Le origini, la conquista delle otto ore lavorative fino all'istituzione del primo maggio. Oggi si celebra la festa dei lavoratori. Una lunga tradizione che nasce a Parigi il 20 luglio del 1889. Una scelta non casuale. Tre anni prima, infatti, una manifestazione operaia a Chicago era stata duramente repressa. Il contesto sociale era molto diverso rispetto a quello di oggi. Gli operai non avevano diritti, lavoravano anche sedici ore al giorno e troppo spesso non facevano rientro a casa perché morivano sul luogo di lavoro. E proprio in quegli anni, era il 1886, fu indetto uno sciopero per ridurre la giornata lavorativa a otto ore. Protesta anche questa che culminò in un vero e proprio massacro in piazza Haymarket.

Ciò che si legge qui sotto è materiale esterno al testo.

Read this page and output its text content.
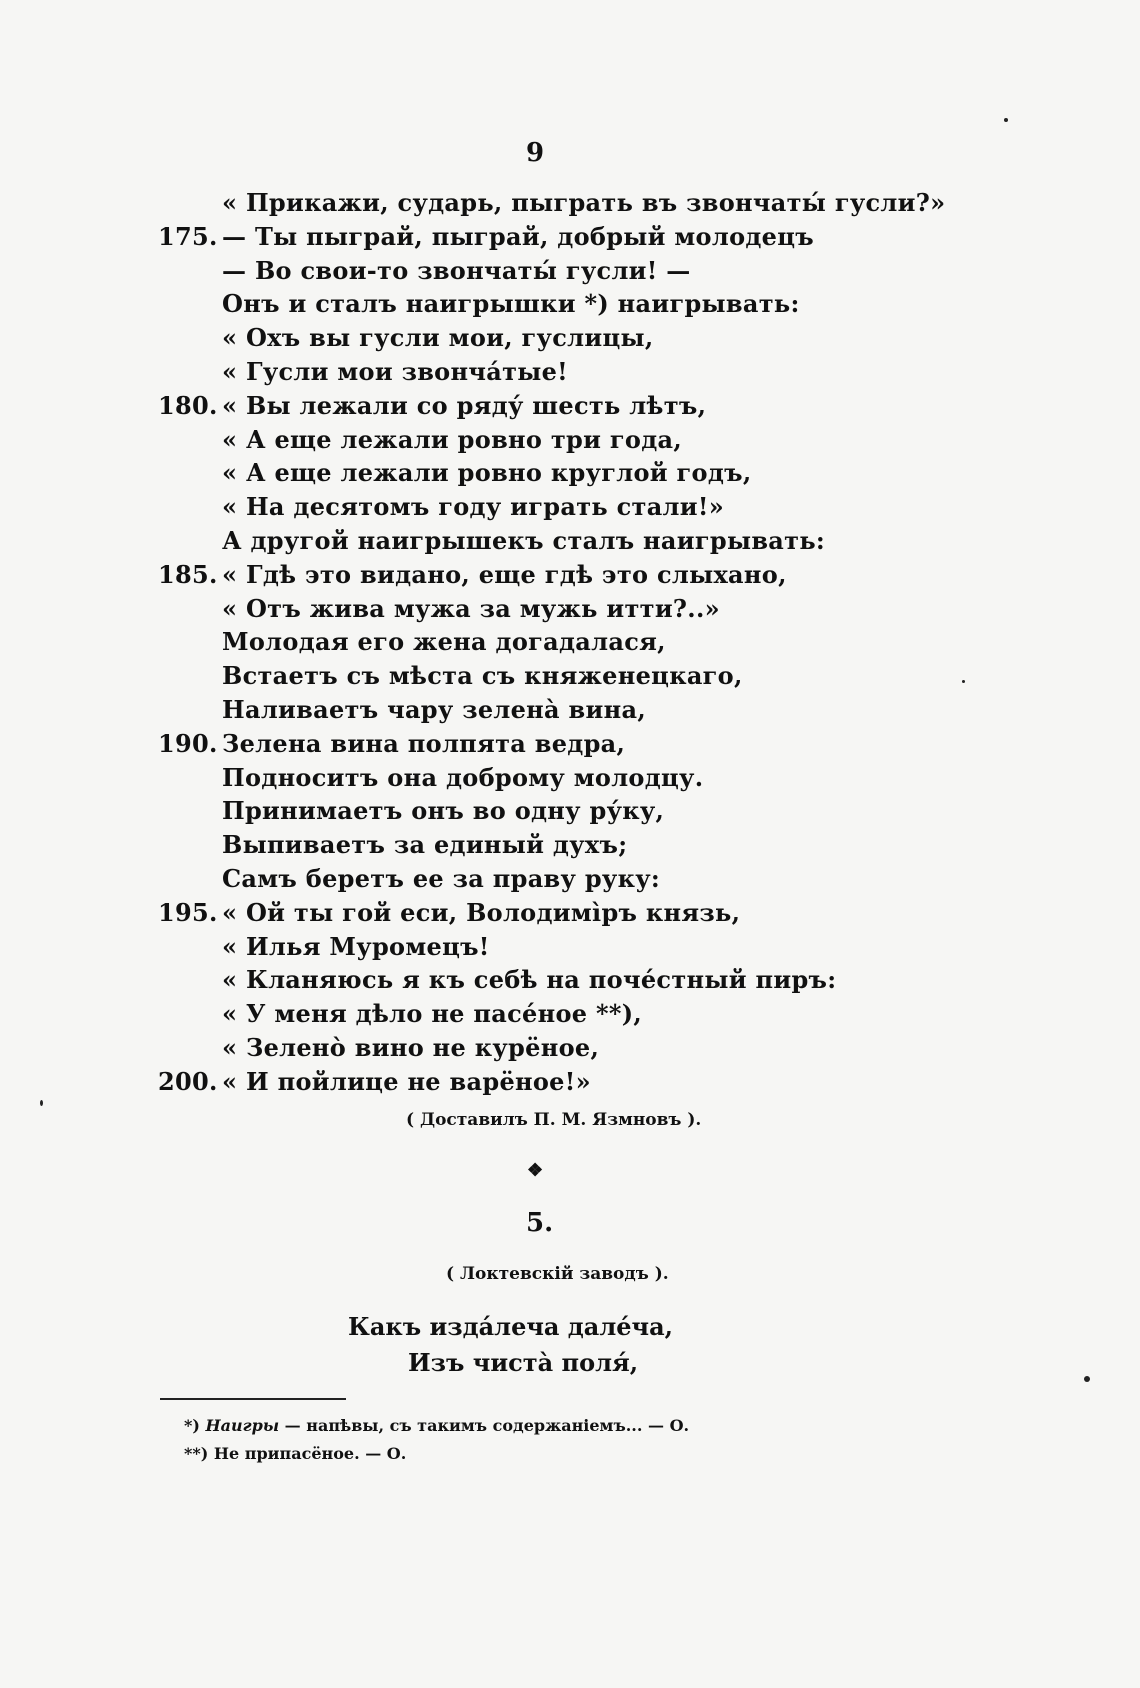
9
« Прикажи, сударь, пыграть въ звончаты́ гусли?»
175. — Ты пыграй, пыграй, добрый молодецъ
— Во свои-то звончаты́ гусли! —
Онъ и сталъ наигрышки *) наигрывать:
« Охъ вы гусли мои, гуслицы,
« Гусли мои звонча́тые!
180. « Вы лежали со ряду́ шесть лѣтъ,
« А еще лежали ровно три года,
« А еще лежали ровно круглой годъ,
« На десятомъ году играть стали!»
А другой наигрышекъ сталъ наигрывать:
185. « Гдѣ это видано, еще гдѣ это слыхано,
« Отъ жива мужа за мужь итти?..»
Молодая его жена догадалася,
Встаетъ съ мѣста съ княженецкаго,
Наливаетъ чару зелена̀ вина,
190. Зелена вина полпята ведра,
Подноситъ она доброму молодцу.
Принимаетъ онъ во одну ру́ку,
Выпиваетъ за единый духъ;
Самъ беретъ ее за праву руку:
195. « Ой ты гой еси, Володимі̀ръ князь,
« Илья Муромецъ!
« Кланяюсь я къ себѣ на поче́стный пиръ:
« У меня дѣло не пасе́ное **),
« Зеленò вино не курёное,
200. « И пойлице не варёное!»
( Доставилъ П. М. Язмновъ ).
❖
5.
( Локтевскій заводъ ).
Какъ изда́леча дале́ча,
Изъ чиста̀ поля́,
*) Наигры — напѣвы, съ такимъ содержаніемъ... — О.
**) Не припасёное. — О.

La festa dei lavoratori fu quindi un'iniziativa che superò i confini e divenne il simbolo delle rivendicazioni degli operai. In Italia la festa fu introdotta solo due anni dopo e oggi si festeggia ancora in diversi Paesi del mondo. Nonostante l'entrata in vigore della Costituzione nel 1948 si dovette attendere ancora parecchi anni prima di avere qualche risposta dalle lotte operaie. Ricordiamo l'entrata in vigore dello statuto dei lavoratori, la legge che cambiò finalmente il mondo del lavoro. Tra i temi chiave c'è l'articolo 18, che ha introdotto il reintegro del lavoratore licenziato senza giusta causa.
La provincia di Frosinone è sempre stata caratterizzata dalla presenza di numerose fabbriche che, dagli anni d'oro fino ad oggi, hanno portato sviluppo e lavoro sul territorio. Oggi è importante fare un passo indietro fino al 1962, quando Ceccano fu profondamente scossa dalle vicende della fabbrica Annunziata. Un grande movimento operaio che lottava per la dignità del lavoro e chiedeva di tassare in modo equo gli extraprofitti.
Ma gli operai in sciopero furono colpiti duramente con una forte azione di repressione antisindacale: gli agenti cominciarono a sparare sulla folla. Furono ferite ben undici persone e venne colpito a morte l'operaio Luigi Mastrogiacomo. Un pezzo di storia che questa mattina verrà ricordato in piazza a Isola del Liri, durante la tradizionale manifestazione. Un'occasione importante per celebrare la storia e denunciare le problematiche presenti oggi nel mondo del lavoro.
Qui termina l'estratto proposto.